Mitch is glad. "Carlton is a school where I'm sure she'll develop an inquiring mind. What impressed me about Carlton is its independence of thought. It's a conservative school, but when the witch-hunting was on and two professors were accused, the college president, a Republican, refused to fire them.
The ultimate challenge
"I admire non-conformists. I've tried to impress on my children's minds that the only people who make something of the world are the individuals. The way to oblivion is to be a conformist. The world is full of imitators who make a good living. But if you've got anything in you, you'll want to create something, not imitate!"
Mitch explains that he and Frances decided to move out of Stony Point two years ago because: "The kids were beginning to be bored. The school was no longer a challenge. Now that we are living in midtown New York, closer to my work, they have retained the basic values of a country town and they are not jaded. They go off to museums and libraries and find things I never knew existed in New York."
He is proud that Mike, fourteen, asked that he go to an out-of-town prep school, Deerfield, after graduating from Dalton School. "He didn't want to waste time in transit daily from home to school and back. He wants to devote that time to studying. He just couldn't get enough of school."
They're good, normal kids, Mitch indicates. "And credit my wife. She's the executive around the house; she establishes the right climate."
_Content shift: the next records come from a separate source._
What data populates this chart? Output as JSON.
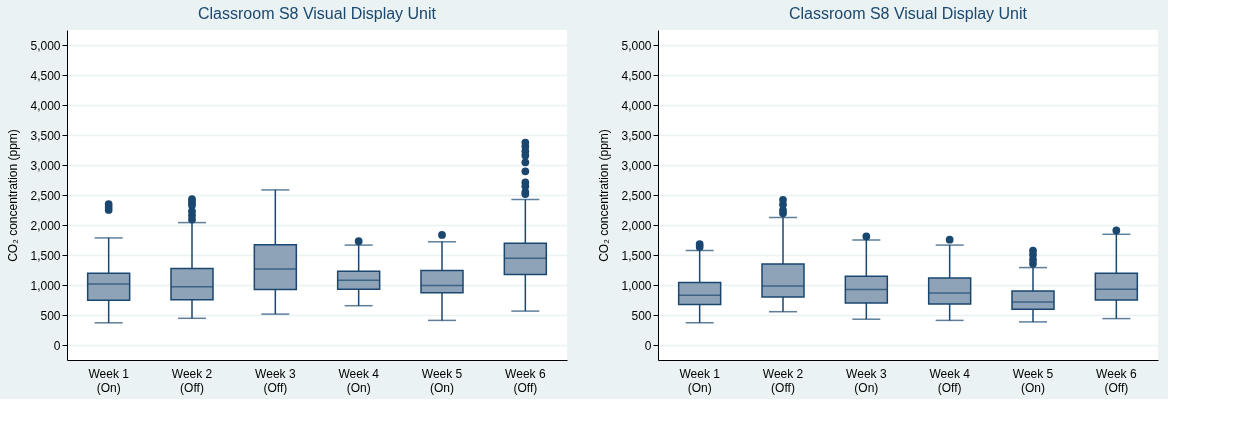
{
  "chart_data": [
    {
      "type": "box",
      "title": "Classroom S8 Visual Display Unit",
      "ylabel": "CO₂ concentration (ppm)",
      "color": "#8fa3b8",
      "categories": [
        "Week 1 (On)",
        "Week 2 (Off)",
        "Week 3 (Off)",
        "Week 4 (On)",
        "Week 5 (On)",
        "Week 6 (Off)"
      ],
      "boxes": [
        {
          "low": 370,
          "q1": 745,
          "median": 1015,
          "q3": 1195,
          "high": 1785,
          "outliers": [
            2250,
            2300,
            2350
          ]
        },
        {
          "low": 445,
          "q1": 755,
          "median": 970,
          "q3": 1275,
          "high": 2040,
          "outliers": [
            2090,
            2160,
            2230,
            2330,
            2380,
            2430
          ]
        },
        {
          "low": 515,
          "q1": 925,
          "median": 1265,
          "q3": 1670,
          "high": 2585
        },
        {
          "low": 655,
          "q1": 930,
          "median": 1080,
          "q3": 1230,
          "high": 1665,
          "outliers": [
            1730
          ]
        },
        {
          "low": 410,
          "q1": 870,
          "median": 990,
          "q3": 1240,
          "high": 1720,
          "outliers": [
            1835
          ]
        },
        {
          "low": 565,
          "q1": 1175,
          "median": 1445,
          "q3": 1695,
          "high": 2425,
          "outliers": [
            2515,
            2550,
            2645,
            2710,
            2895,
            3045,
            3160,
            3230,
            3310,
            3375
          ]
        }
      ],
      "ylim": [
        -250,
        5250
      ],
      "yticks": [
        {
          "value": 0,
          "label": "0"
        },
        {
          "value": 500,
          "label": "500"
        },
        {
          "value": 1000,
          "label": "1,000"
        },
        {
          "value": 1500,
          "label": "1,500"
        },
        {
          "value": 2000,
          "label": "2,000"
        },
        {
          "value": 2500,
          "label": "2,500"
        },
        {
          "value": 3000,
          "label": "3,000"
        },
        {
          "value": 3500,
          "label": "3,500"
        },
        {
          "value": 4000,
          "label": "4,000"
        },
        {
          "value": 4500,
          "label": "4,500"
        },
        {
          "value": 5000,
          "label": "5,000"
        }
      ],
      "grid": "y"
    },
    {
      "type": "box",
      "title": "Classroom S8 Visual Display Unit",
      "ylabel": "CO₂ concentration (ppm)",
      "color": "#8fa3b8",
      "categories": [
        "Week 1 (On)",
        "Week 2 (Off)",
        "Week 3 (On)",
        "Week 4 (Off)",
        "Week 5 (On)",
        "Week 6 (Off)"
      ],
      "boxes": [
        {
          "low": 370,
          "q1": 675,
          "median": 830,
          "q3": 1040,
          "high": 1575,
          "outliers": [
            1635,
            1680
          ]
        },
        {
          "low": 555,
          "q1": 800,
          "median": 985,
          "q3": 1350,
          "high": 2125,
          "outliers": [
            2195,
            2250,
            2340,
            2420
          ]
        },
        {
          "low": 430,
          "q1": 700,
          "median": 925,
          "q3": 1145,
          "high": 1750,
          "outliers": [
            1810
          ]
        },
        {
          "low": 410,
          "q1": 685,
          "median": 865,
          "q3": 1115,
          "high": 1665,
          "outliers": [
            1755
          ]
        },
        {
          "low": 385,
          "q1": 595,
          "median": 715,
          "q3": 900,
          "high": 1290,
          "outliers": [
            1355,
            1425,
            1505,
            1575
          ]
        },
        {
          "low": 440,
          "q1": 750,
          "median": 930,
          "q3": 1195,
          "high": 1845,
          "outliers": [
            1910
          ]
        }
      ],
      "ylim": [
        -250,
        5250
      ],
      "yticks": [
        {
          "value": 0,
          "label": "0"
        },
        {
          "value": 500,
          "label": "500"
        },
        {
          "value": 1000,
          "label": "1,000"
        },
        {
          "value": 1500,
          "label": "1,500"
        },
        {
          "value": 2000,
          "label": "2,000"
        },
        {
          "value": 2500,
          "label": "2,500"
        },
        {
          "value": 3000,
          "label": "3,000"
        },
        {
          "value": 3500,
          "label": "3,500"
        },
        {
          "value": 4000,
          "label": "4,000"
        },
        {
          "value": 4500,
          "label": "4,500"
        },
        {
          "value": 5000,
          "label": "5,000"
        }
      ],
      "grid": "y"
    }
  ]
}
When you ask Mrs. Miller how she does it, she says, "It's not by lecturing. I have very seldom lectured the children. We live the way we think is right. We try to set the right examples rather than teach by moralizing."
His daughters date, and Mitch says he has only one strict rule for them. "I've told them never to go on a date without money in their purse. If the boy who's driving the car gets drunk or offensive, I want them to be able to get out and take a taxi home. I want them to walk away from a drinking date."
Mitch sums it all up:
"Parents who grease the way too much for the kids make a big mistake.
"Our kids are at the end of a long rubber band, and they're free. But when they stray too far, I snap them back." — Paul Denis
"Sing Along With Mitch" is colorcast over NBC-TV, Fri., 8:30 P.M. EST.